Гаснет свет в большой комнате (где спят родители), но в кухне и в маленькой
комнате — светло. Появляется Галя. Мальчик — не дышит, и парашют исчезает,
сейчас он грянет оземь (через 8–9 лет он напрыгает
более 500 прыжков в армии, на флоте, — и несколько десятков из них — на
территорию противника, в огонь, в воду, в стреляющие железяки).
Мальчик задыхается, сглатывает со слюной все слова — их сотни, тысячи, —
которые затеплились и уже прижились во рту. В это время на верхнем, пятом этаже
резко и с хрустом хлопает не закрытая на шпингалет дверь балкона — стекло
вываливается из дверной рамы и летит с балкона прямо в него. Мальчик видит эту
стеклянную секиру, гильотину и понимает, что сейчас его голова развалится
надвое, как астраханская полосатая башка, — и всё:
каюк. Стекло летит вертикально, без свиста, со скоростью пули на излёте. Оно
летит прямо в лицо по ориентирам: центр лба, нос, середина губ и подбородка. Но… Но ветер отклоняет удар. И — стекло
врубается, вонзается, врезается мальчику в плечо… Дома разглядели: тулупчик —
насквозь, пиджачишко — насквозь, свитер толстый, овечий — насквозь, лямка майки
широкая — насквозь, — а на коже — ничего, ни царапины, ни следа. Любовь…

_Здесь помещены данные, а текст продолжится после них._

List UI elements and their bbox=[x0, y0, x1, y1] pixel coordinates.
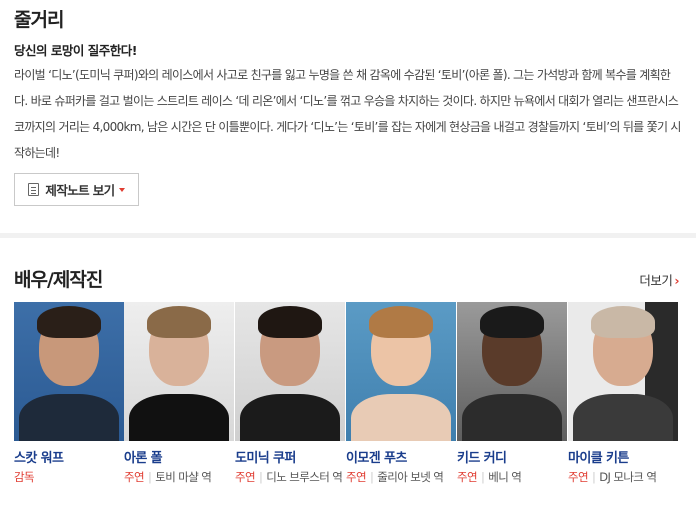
more-link-label: 더보기 bbox=[639, 273, 673, 288]
cast-card[interactable]: 도미닉 쿠퍼 주연 | 디노 브루스터 역 bbox=[235, 302, 345, 486]
cast-role: 주연 | 줄리아 보넷 역 bbox=[346, 469, 456, 486]
cast-photo[interactable] bbox=[457, 302, 567, 441]
cast-list: 스캇 워프 감독 아론 폴 주연 | 토비 마샬 역 도미닉 쿠퍼 주연 | 디노 브루… bbox=[14, 302, 684, 512]
cast-name[interactable]: 이모겐 푸츠 bbox=[346, 447, 456, 466]
cast-card[interactable]: 이모겐 푸츠 주연 | 줄리아 보넷 역 bbox=[346, 302, 456, 486]
cast-title: 배우/제작진 bbox=[14, 269, 103, 291]
cast-card[interactable]: 스캇 워프 감독 bbox=[14, 302, 124, 486]
synopsis-text: 라이벌 ‘디노’(도미닉 쿠퍼)와의 레이스에서 사고로 친구를 잃고 누명을 … bbox=[14, 68, 681, 160]
cast-photo[interactable] bbox=[235, 302, 345, 441]
cast-role: 주연 | 토비 마샬 역 bbox=[124, 469, 234, 486]
document-icon bbox=[28, 183, 40, 196]
cast-role-type: 주연 bbox=[568, 470, 589, 484]
role-separator: | bbox=[480, 470, 485, 484]
cast-photo[interactable] bbox=[346, 302, 456, 441]
caret-down-icon bbox=[118, 187, 125, 192]
cast-card[interactable]: 키드 커디 주연 | 베니 역 bbox=[457, 302, 567, 486]
cast-photo[interactable] bbox=[14, 302, 124, 441]
cast-role: 주연 | 디노 브루스터 역 bbox=[235, 469, 345, 486]
cast-card[interactable]: 아론 폴 주연 | 토비 마샬 역 bbox=[124, 302, 234, 486]
more-link[interactable]: 더보기 › bbox=[639, 270, 679, 289]
cast-role-name: 줄리아 보넷 역 bbox=[377, 470, 444, 484]
production-notes-label: 제작노트 보기 bbox=[45, 183, 115, 198]
cast-photo[interactable] bbox=[124, 302, 234, 441]
role-separator: | bbox=[258, 470, 263, 484]
synopsis-title: 줄거리 bbox=[14, 9, 64, 31]
cast-role: 주연 | DJ 모나크 역 bbox=[568, 469, 678, 486]
cast-role-name: DJ 모나크 역 bbox=[599, 470, 657, 484]
role-separator: | bbox=[147, 470, 152, 484]
cast-role: 감독 bbox=[14, 469, 124, 486]
tagline: 당신의 로망이 질주한다! bbox=[14, 43, 137, 58]
cast-role-name: 디노 브루스터 역 bbox=[266, 470, 343, 484]
cast-photo[interactable] bbox=[568, 302, 678, 441]
cast-role-type: 주연 bbox=[235, 470, 256, 484]
cast-card[interactable]: 마이클 키튼 주연 | DJ 모나크 역 bbox=[568, 302, 678, 486]
cast-name[interactable]: 아론 폴 bbox=[124, 447, 234, 466]
cast-role: 주연 | 베니 역 bbox=[457, 469, 567, 486]
role-separator: | bbox=[591, 470, 596, 484]
cast-name[interactable]: 키드 커디 bbox=[457, 447, 567, 466]
section-divider bbox=[0, 233, 696, 238]
cast-name[interactable]: 스캇 워프 bbox=[14, 447, 124, 466]
cast-name[interactable]: 도미닉 쿠퍼 bbox=[235, 447, 345, 466]
cast-role-type: 감독 bbox=[14, 470, 35, 484]
cast-role-name: 토비 마샬 역 bbox=[155, 470, 212, 484]
cast-role-type: 주연 bbox=[346, 470, 367, 484]
cast-name[interactable]: 마이클 키튼 bbox=[568, 447, 678, 466]
role-separator: | bbox=[369, 470, 374, 484]
cast-role-type: 주연 bbox=[124, 470, 145, 484]
production-notes-button[interactable]: 제작노트 보기 bbox=[14, 173, 139, 206]
cast-role-type: 주연 bbox=[457, 470, 478, 484]
cast-role-name: 베니 역 bbox=[488, 470, 522, 484]
chevron-right-icon: › bbox=[674, 273, 679, 288]
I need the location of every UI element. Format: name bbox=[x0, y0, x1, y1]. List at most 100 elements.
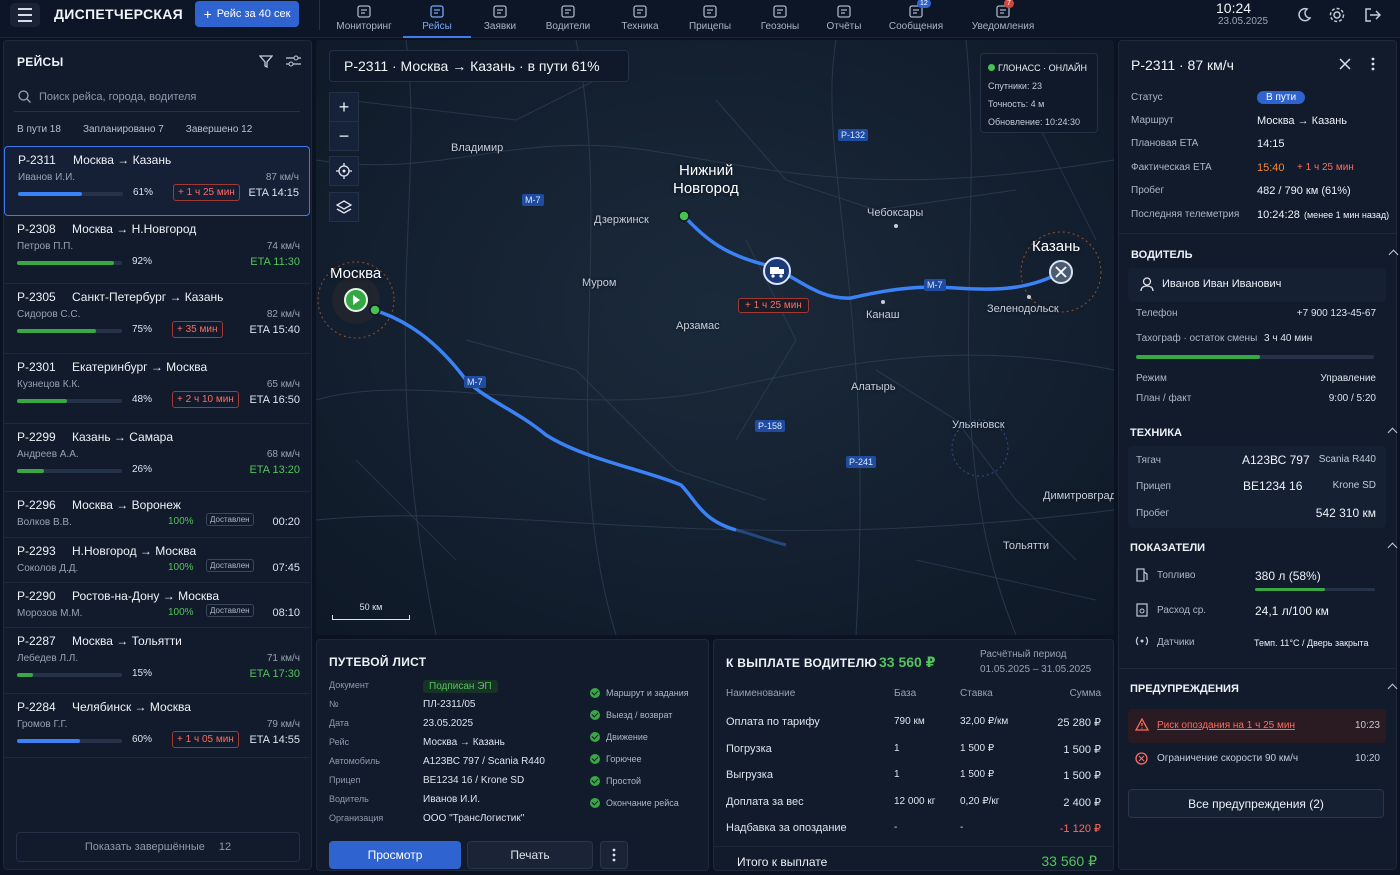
divider bbox=[319, 0, 320, 30]
payment-rate: - bbox=[960, 822, 964, 833]
map-city-label: Дзержинск bbox=[594, 214, 649, 226]
nav-label: Прицепы bbox=[688, 21, 732, 32]
check-circle-icon bbox=[590, 754, 600, 764]
warnings-section-header[interactable]: ПРЕДУПРЕЖДЕНИЯ bbox=[1130, 683, 1398, 695]
metrics-section-header[interactable]: ПОКАЗАТЕЛИ bbox=[1130, 542, 1398, 554]
planfact-value: 9:00 / 5:20 bbox=[1328, 393, 1376, 404]
layers-button[interactable] bbox=[329, 192, 359, 222]
map-scale: 50 км bbox=[332, 602, 410, 620]
gear-icon[interactable] bbox=[1328, 6, 1346, 24]
nav-trailers[interactable]: Прицепы bbox=[676, 0, 744, 32]
nav-trips[interactable]: Рейсы bbox=[403, 0, 471, 38]
warning-text: Ограничение скорости 90 км/ч bbox=[1157, 753, 1299, 764]
show-completed-button[interactable]: Показать завершённые 12 bbox=[16, 832, 300, 862]
truck-marker-icon[interactable] bbox=[763, 257, 791, 285]
more-button[interactable] bbox=[600, 841, 628, 869]
trip-time: 08:10 bbox=[272, 607, 300, 619]
metrics-card: Топливо 380 л (58%) Расход ср. 24,1 л/10… bbox=[1128, 560, 1386, 658]
truck-icon bbox=[631, 5, 649, 19]
waybill-value: Москва → Казань bbox=[423, 737, 505, 748]
trip-item[interactable]: Р-2305 Санкт-Петербург → Казань Сидоров С.… bbox=[4, 284, 310, 354]
map-city-major: Новгород bbox=[673, 180, 739, 197]
trip-item[interactable]: Р-2308 Москва → Н.Новгород Петров П.П. 74 к… bbox=[4, 216, 310, 284]
print-button[interactable]: Печать bbox=[467, 841, 593, 869]
view-button[interactable]: Просмотр bbox=[329, 841, 461, 869]
consumption-icon bbox=[1136, 603, 1148, 617]
nav-orders[interactable]: Заявки bbox=[466, 0, 534, 32]
more-vertical-icon[interactable] bbox=[1371, 57, 1375, 71]
trip-driver: Волков В.В. bbox=[17, 517, 72, 528]
trip-route: Челябинск → Москва bbox=[72, 700, 191, 714]
new-trip-button[interactable]: + Рейс за 40 сек bbox=[195, 1, 299, 27]
trip-item[interactable]: Р-2299 Казань → Самара Андреев А.А. 68 км/ч… bbox=[4, 424, 310, 492]
map-city-label: Чебоксары bbox=[867, 207, 924, 219]
trip-item[interactable]: Р-2287 Москва → Тольятти Лебедев Л.Л. 71 км… bbox=[4, 628, 310, 694]
trip-route: Казань → Самара bbox=[72, 430, 173, 444]
map-scale-label: 50 км bbox=[359, 602, 383, 612]
filter-icon[interactable] bbox=[259, 54, 273, 68]
sensors-label: Датчики bbox=[1157, 637, 1195, 648]
trips-title: РЕЙСЫ bbox=[17, 55, 64, 69]
nav-vehicles[interactable]: Техника bbox=[606, 0, 674, 32]
menu-icon[interactable] bbox=[10, 3, 40, 27]
divider bbox=[714, 846, 1113, 847]
glonass-status: ГЛОНАСС · ОНЛАЙН Спутники: 23 Точность: … bbox=[980, 53, 1098, 133]
trip-item[interactable]: Р-2311 Москва → Казань Иванов И.И. 87 км/ч 6… bbox=[4, 146, 310, 216]
vehicle-section-header[interactable]: ТЕХНИКА bbox=[1130, 427, 1398, 439]
zoom-out-button[interactable]: − bbox=[329, 121, 359, 151]
settings-sliders-icon[interactable] bbox=[286, 54, 301, 68]
layers-icon bbox=[336, 200, 352, 214]
glonass-updated: Обновление: 10:24:30 bbox=[988, 117, 1080, 127]
close-icon[interactable] bbox=[1339, 58, 1351, 70]
trip-eta: ETA 14:15 bbox=[248, 187, 299, 199]
nav-drivers[interactable]: Водители bbox=[534, 0, 602, 32]
logout-icon[interactable] bbox=[1364, 7, 1382, 23]
all-warnings-button[interactable]: Все предупреждения (2) bbox=[1128, 789, 1384, 818]
nav-messages[interactable]: 12 Сообщения bbox=[882, 0, 950, 32]
nav-geozones[interactable]: Геозоны bbox=[746, 0, 814, 32]
payment-sum: -1 120 ₽ bbox=[1059, 823, 1101, 835]
warning-item-speed[interactable]: Ограничение скорости 90 км/ч 10:20 bbox=[1128, 744, 1386, 774]
zoom-in-button[interactable]: + bbox=[329, 92, 359, 122]
payment-col-header: Ставка bbox=[960, 688, 993, 699]
nav-reports[interactable]: Отчёты bbox=[810, 0, 878, 32]
trip-speed: 71 км/ч bbox=[266, 653, 300, 664]
driver-section-header[interactable]: ВОДИТЕЛЬ bbox=[1131, 249, 1399, 261]
warning-item-delay[interactable]: Риск опоздания на 1 ч 25 мин 10:23 bbox=[1128, 709, 1386, 743]
payment-rate: 1 500 ₽ bbox=[960, 742, 995, 754]
details-title: Р-2311 · 87 км/ч bbox=[1131, 57, 1234, 73]
trip-search-input[interactable]: Поиск рейса, города, водителя bbox=[14, 82, 300, 112]
nav-notifications[interactable]: 7 Уведомления bbox=[969, 0, 1037, 32]
trip-speed: 79 км/ч bbox=[266, 719, 300, 730]
trip-speed: 68 км/ч bbox=[266, 449, 300, 460]
trailer-model: Krone SD bbox=[1332, 480, 1376, 491]
locate-button[interactable] bbox=[329, 156, 359, 186]
driver-card[interactable]: Иванов Иван Иванович bbox=[1128, 268, 1386, 302]
trip-percent: 100% bbox=[168, 607, 194, 618]
nav-label: Техника bbox=[621, 21, 659, 32]
tab-planned[interactable]: Запланировано 7 bbox=[83, 124, 164, 135]
map-view[interactable]: Москва Нижний Новгород Казань Владимир Дзержи… bbox=[316, 40, 1114, 635]
start-marker-icon[interactable] bbox=[344, 288, 368, 312]
trip-item[interactable]: Р-2293 Н.Новгород → Москва Соколов Д.Д. 100… bbox=[4, 538, 310, 583]
map-city-label: Зеленодольск bbox=[987, 303, 1059, 315]
waybill-check-item: Маршрут и задания bbox=[590, 688, 689, 698]
moon-icon[interactable] bbox=[1296, 7, 1312, 23]
payment-amount: 33 560 ₽ bbox=[879, 654, 936, 670]
road-shield: Р-132 bbox=[838, 129, 869, 141]
trip-id: Р-2311 bbox=[18, 153, 56, 167]
trip-item[interactable]: Р-2301 Екатеринбург → Москва Кузнецов К.К.… bbox=[4, 354, 310, 424]
waybill-row: Организация ООО "ТрансЛогистик" bbox=[329, 813, 524, 824]
plan-eta-value: 14:15 bbox=[1257, 138, 1285, 150]
trip-item[interactable]: Р-2296 Москва → Воронеж Волков В.В. 100% Дос… bbox=[4, 492, 310, 538]
trip-item[interactable]: Р-2284 Челябинск → Москва Громов Г.Г. 79 км… bbox=[4, 694, 310, 758]
nav-label: Водители bbox=[545, 21, 591, 32]
phone-value[interactable]: +7 900 123-45-67 bbox=[1297, 308, 1376, 319]
tab-in-transit[interactable]: В пути 18 bbox=[17, 124, 61, 135]
finish-marker-icon[interactable] bbox=[1049, 260, 1073, 284]
trip-item[interactable]: Р-2290 Ростов-на-Дону → Москва Морозов М.М… bbox=[4, 583, 310, 628]
nav-monitoring[interactable]: Мониторинг bbox=[330, 0, 398, 32]
trip-route: Москва → Н.Новгород bbox=[72, 222, 197, 236]
odometer-label: Пробег bbox=[1136, 508, 1170, 519]
tab-completed[interactable]: Завершено 12 bbox=[186, 124, 253, 135]
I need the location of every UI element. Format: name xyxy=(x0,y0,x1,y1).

От первой любви до последней — выдох и вдох. И —
выдох… Я любил и люблю (несмотря на больную ногу — это сегодня) ходить пешком:
я жаждал ходьбы в одиночку куда угодно, потому что я
сочинял. Сочинял истории. Истории про свою любовь и про себя. С приключениями,
с войной (я родился через десять лет после Великой Отечественной), с трагедиями
и катастрофами, — истории, где я всегда побеждал и — спасал любовь. Я шёл по
дорогам, по тропинкам, по просёлкам, по оврагам, по полям, по берегам озёр и
рек — шёл и плакал, шёл и смеялся… «Блаженный», — думали прохожие. «Наш!» — думали деревья, птицы и звери. Наш…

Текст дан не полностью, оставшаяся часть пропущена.